Por estas páginas atiborradas de recetarios médicos, de terminología farmacéutica, de psiquiátricos calmantes transitorios, subyace el sufrimiento compartido de una biología común, de un círculo familiar estrecho, donde el diálogo se difumina como esquirlas que atraviesan la conciencia individual y colectiva en una suerte de historia sin fin:
“Fecha de vencimiento. Han pasado millones de años, pero tus remedios siguen vigentes. Su fecha de caducidad fue concebida con una devota fe por el futuro. Casi gratitud por esos fármacos esperanzados. Proyectados hacia el mundo del futuro. Fármacos concebidos para sobrevivirte. Sobrevivimos. Uno tras otro…” (pág. 117)
En esa perspectiva las alusiones constantes de lo cotidiano, de los recorridos por los vericuetos de una salud cuestionada, el discurso poético evidencia el drama de la esquizofrenia como una onda expansiva que, invariablemente, regresa como un boomerang que destruye no sólo a quien padece el mal, sino a su entorno, a quienes procuran supurar las heridas de un psiquismo enfermo con los paliativos de un amor que choca a diario con una patología que obedece a sus propias leyes, a su misterio inescrutable, a sus delirios imposibles de ser contrarrestados con la mera afectividad, ni siquiera con la anuencia o el cálculo frío de la psiquiatría:
“¿Saben qué? Las voces ya no me están molestando. Se fueron”. Los doctores sonrieron. “¿Entonces cuándo me puedo ir?”. Ya no sonrieron, ni siquiera por dentro. “¿Cuándo?”. Los doctores: “Cuando estés bien”. Bien: Normal: Pulso exacto, temperatura entre la zona media y la moderada, homeostático. Máquina eficaz lubricada. “¡En serio! Lo juro. Es verdad. No estoy mintiendo”. Diagnóstico: esquizofrenia paranoide. (pág. 188)
Quizás, o por lo mismo, la recurrencia medicamentosa emerja a cada momento como el salvavidas circunstancial que apenas pospone o relativiza el trastorno. Y ese dolor, que el poeta Nicolás Poblete expresa como un aullido, a veces silencioso, a veces como un estruendo que sacude nuestras vísceras, nos envuelve en una atmósfera asfixiante cuya probable salida material, que bordea los límites del misticismo, conlleva la muerte como vía de expiación terrenal, con la patética hermosura de la fidelidad animal como salvaguarda del desahuciado cuerpo enfermo, ahora como inerte posibilidad:
“Nuestros ojos se separaron de las letras, se extraviaron. Recordé otro cuadro, el de un perro que cuida el cuerpo ya muerto de su amo. Paisaje natural, árboles, piedras. Cerca, un riachuelo. En la pintura se ve cómo el perro espanta a un ave carroñera. La composición consigue traspasar esa sensación de valentía, heroísmo y lealtad, en la figura del perro. El amor final del perro hacia su dueño. Un perro en plena vigía. Un perro protegiendo tu cuerpo muerto.” (pág. 138)

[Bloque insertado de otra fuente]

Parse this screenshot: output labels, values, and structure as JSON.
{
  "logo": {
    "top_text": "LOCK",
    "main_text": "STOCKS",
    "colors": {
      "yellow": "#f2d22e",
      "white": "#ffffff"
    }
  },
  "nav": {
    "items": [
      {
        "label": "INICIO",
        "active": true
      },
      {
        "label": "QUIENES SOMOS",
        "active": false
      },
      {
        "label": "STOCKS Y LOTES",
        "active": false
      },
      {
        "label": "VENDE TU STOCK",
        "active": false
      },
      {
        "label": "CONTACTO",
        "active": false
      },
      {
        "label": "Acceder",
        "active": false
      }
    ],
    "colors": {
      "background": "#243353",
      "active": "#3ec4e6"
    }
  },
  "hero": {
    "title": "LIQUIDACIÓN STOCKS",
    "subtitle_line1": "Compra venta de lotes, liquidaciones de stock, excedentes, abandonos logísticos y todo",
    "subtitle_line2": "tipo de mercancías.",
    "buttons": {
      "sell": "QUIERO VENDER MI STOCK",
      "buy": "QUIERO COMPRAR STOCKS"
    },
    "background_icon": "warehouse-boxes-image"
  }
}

La poesía de Nicolás Poblete en estos “atisbos” es, en suma, un clamor por una mayor compasión que la enfermedad aleja con su diatriba conmovedora, y que termina por convertirnos en cómplices pasivos de una negación que pareciera un anticipo de la indiferencia colectiva: la locura intimida, nos relega a vivir en el supuesto orgullo de una falsa cordura.

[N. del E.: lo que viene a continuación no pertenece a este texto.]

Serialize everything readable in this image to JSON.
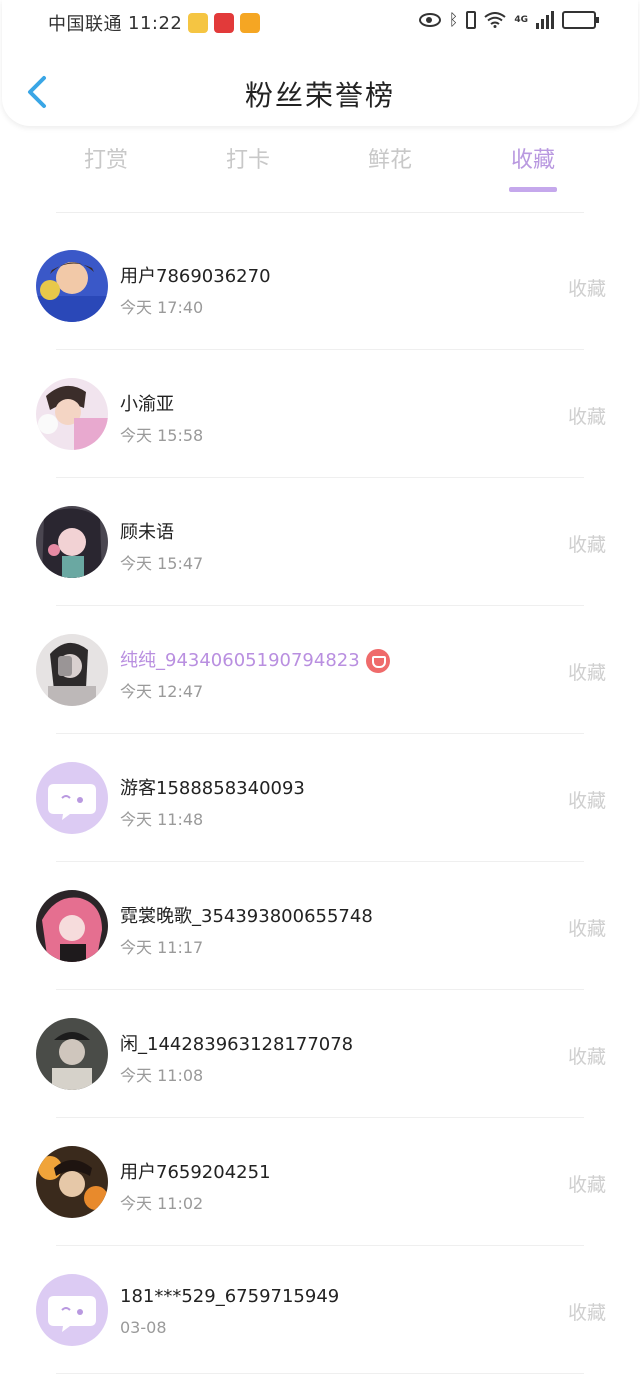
{
  "status_bar": {
    "carrier": "中国联通",
    "time": "11:22",
    "network": "4G"
  },
  "header": {
    "title": "粉丝荣誉榜",
    "back_icon": "chevron-left-icon"
  },
  "tabs": [
    {
      "label": "打赏",
      "active": false
    },
    {
      "label": "打卡",
      "active": false
    },
    {
      "label": "鲜花",
      "active": false
    },
    {
      "label": "收藏",
      "active": true
    }
  ],
  "colors": {
    "accent": "#b999e0",
    "underline": "#c5a8ec",
    "muted": "#9a9a9a",
    "action": "#cfcfcf"
  },
  "fans": [
    {
      "name": "用户7869036270",
      "time": "今天 17:40",
      "action": "收藏"
    },
    {
      "name": "小渝亚",
      "time": "今天 15:58",
      "action": "收藏"
    },
    {
      "name": "顾未语",
      "time": "今天 15:47",
      "action": "收藏"
    },
    {
      "name": "纯纯_94340605190794823",
      "time": "今天 12:47",
      "action": "收藏",
      "vip": true
    },
    {
      "name": "游客1588858340093",
      "time": "今天 11:48",
      "action": "收藏"
    },
    {
      "name": "霓裳晚歌_354393800655748",
      "time": "今天 11:17",
      "action": "收藏"
    },
    {
      "name": "闲_1442839631281770​78",
      "time": "今天 11:08",
      "action": "收藏"
    },
    {
      "name": "用户7659204251",
      "time": "今天 11:02",
      "action": "收藏"
    },
    {
      "name": "181***529_6759715949",
      "time": "03-08",
      "action": "收藏"
    }
  ]
}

En los albores de su delirio el hablante poético nos interpela, nos obliga a mirarnos y a resituarnos en un mundo que deseamos obviar, de relegar a un olvido tan improbable como la certeza de nuestra normalidad.

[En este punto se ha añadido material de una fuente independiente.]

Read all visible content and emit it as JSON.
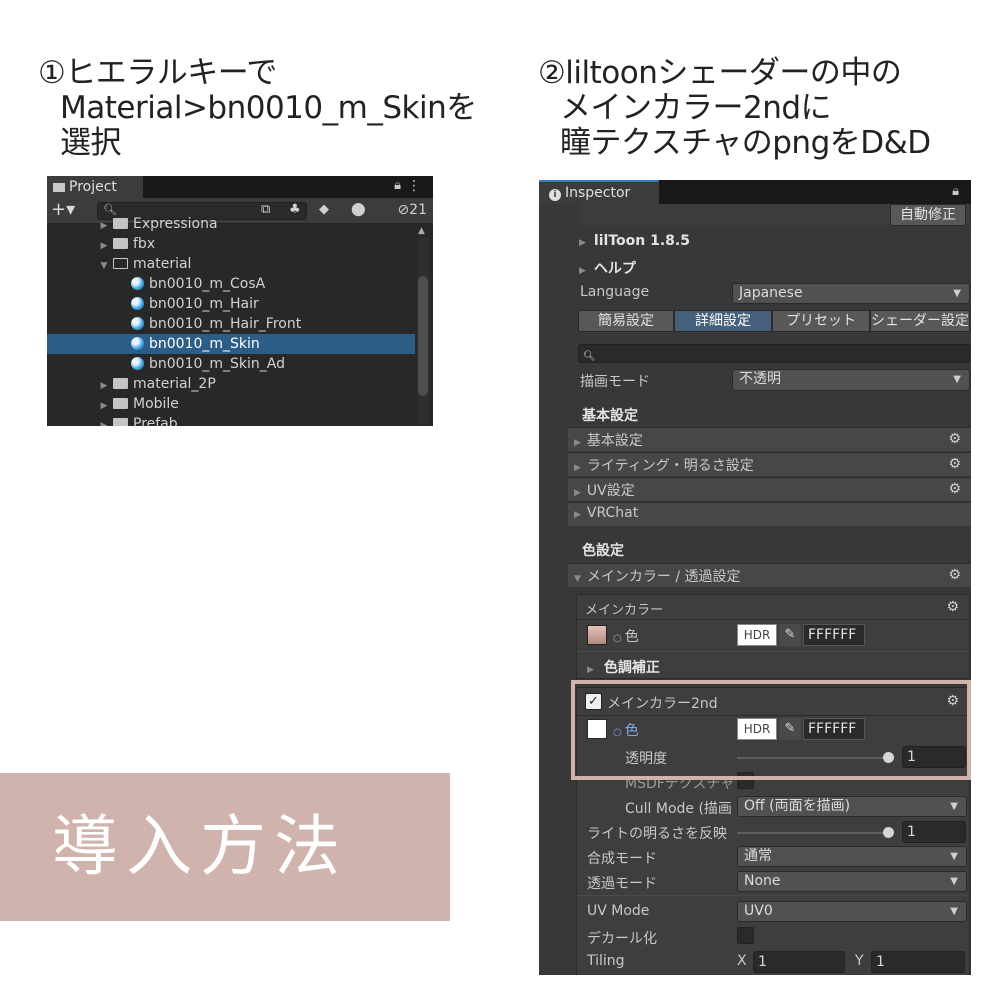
{
  "instructions": {
    "step1": [
      "①ヒエラルキーで",
      "Material>bn0010_m_Skinを",
      "選択"
    ],
    "step2": [
      "②liltoonシェーダーの中の",
      "メインカラー2ndに",
      "瞳テクスチャのpngをD&D"
    ]
  },
  "badge": "導入方法",
  "project": {
    "tab": "Project",
    "count": "21",
    "items": [
      {
        "label": "Expressiona",
        "type": "folder",
        "depth": 1
      },
      {
        "label": "fbx",
        "type": "folder",
        "depth": 1
      },
      {
        "label": "material",
        "type": "folder-open",
        "depth": 1
      },
      {
        "label": "bn0010_m_CosA",
        "type": "material",
        "depth": 2
      },
      {
        "label": "bn0010_m_Hair",
        "type": "material",
        "depth": 2
      },
      {
        "label": "bn0010_m_Hair_Front",
        "type": "material",
        "depth": 2
      },
      {
        "label": "bn0010_m_Skin",
        "type": "material",
        "depth": 2,
        "selected": true
      },
      {
        "label": "bn0010_m_Skin_Ad",
        "type": "material",
        "depth": 2
      },
      {
        "label": "material_2P",
        "type": "folder",
        "depth": 1
      },
      {
        "label": "Mobile",
        "type": "folder",
        "depth": 1
      },
      {
        "label": "Prefab",
        "type": "folder",
        "depth": 1
      }
    ]
  },
  "inspector": {
    "tab": "Inspector",
    "auto_fix": "自動修正",
    "liltoon_version": "lilToon 1.8.5",
    "help": "ヘルプ",
    "language_label": "Language",
    "language_value": "Japanese",
    "tabs": [
      "簡易設定",
      "詳細設定",
      "プリセット",
      "シェーダー設定"
    ],
    "render_mode_label": "描画モード",
    "render_mode_value": "不透明",
    "basic_header": "基本設定",
    "sections": [
      "基本設定",
      "ライティング・明るさ設定",
      "UV設定",
      "VRChat"
    ],
    "color_header": "色設定",
    "main_color_section": "メインカラー / 透過設定",
    "main_color_label": "メインカラー",
    "color_label": "色",
    "hdr": "HDR",
    "hex_main": "FFFFFF",
    "tone_correction": "色調補正",
    "main_color_2nd": "メインカラー2nd",
    "hex_2nd": "FFFFFF",
    "opacity_label": "透明度",
    "opacity_value": "1",
    "msdf_label": "MSDFテクスチャ",
    "cull_mode_label": "Cull Mode (描画",
    "cull_mode_value": "Off (両面を描画)",
    "light_label": "ライトの明るさを反映",
    "light_value": "1",
    "blend_label": "合成モード",
    "blend_value": "通常",
    "alpha_label": "透過モード",
    "alpha_value": "None",
    "uv_mode_label": "UV Mode",
    "uv_mode_value": "UV0",
    "decal_label": "デカール化",
    "tiling_label": "Tiling",
    "tiling_x": "1",
    "tiling_y": "1",
    "x": "X",
    "y": "Y"
  },
  "colors": {
    "badge": "#cfb3ac",
    "selection": "#2c5d87",
    "active_tab": "#46607c"
  }
}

Un libro estremecedor, de una belleza paradigmática, de imágenes contrapuestas y señuelos equívocos, de rituales vibrantes y esperanzas aparentemente fallidas, pero que, entre sus innumerables entrelíneas, nos exige una permanente relectura de una extraviada y enferma humanidad.
Autor: Nicolás Poblete
Título: Atisbos
Poesía. Editorial Cuarto Propio, 219 págs., 2024.
Cualquier parecido con la realidad sólo coincidencia.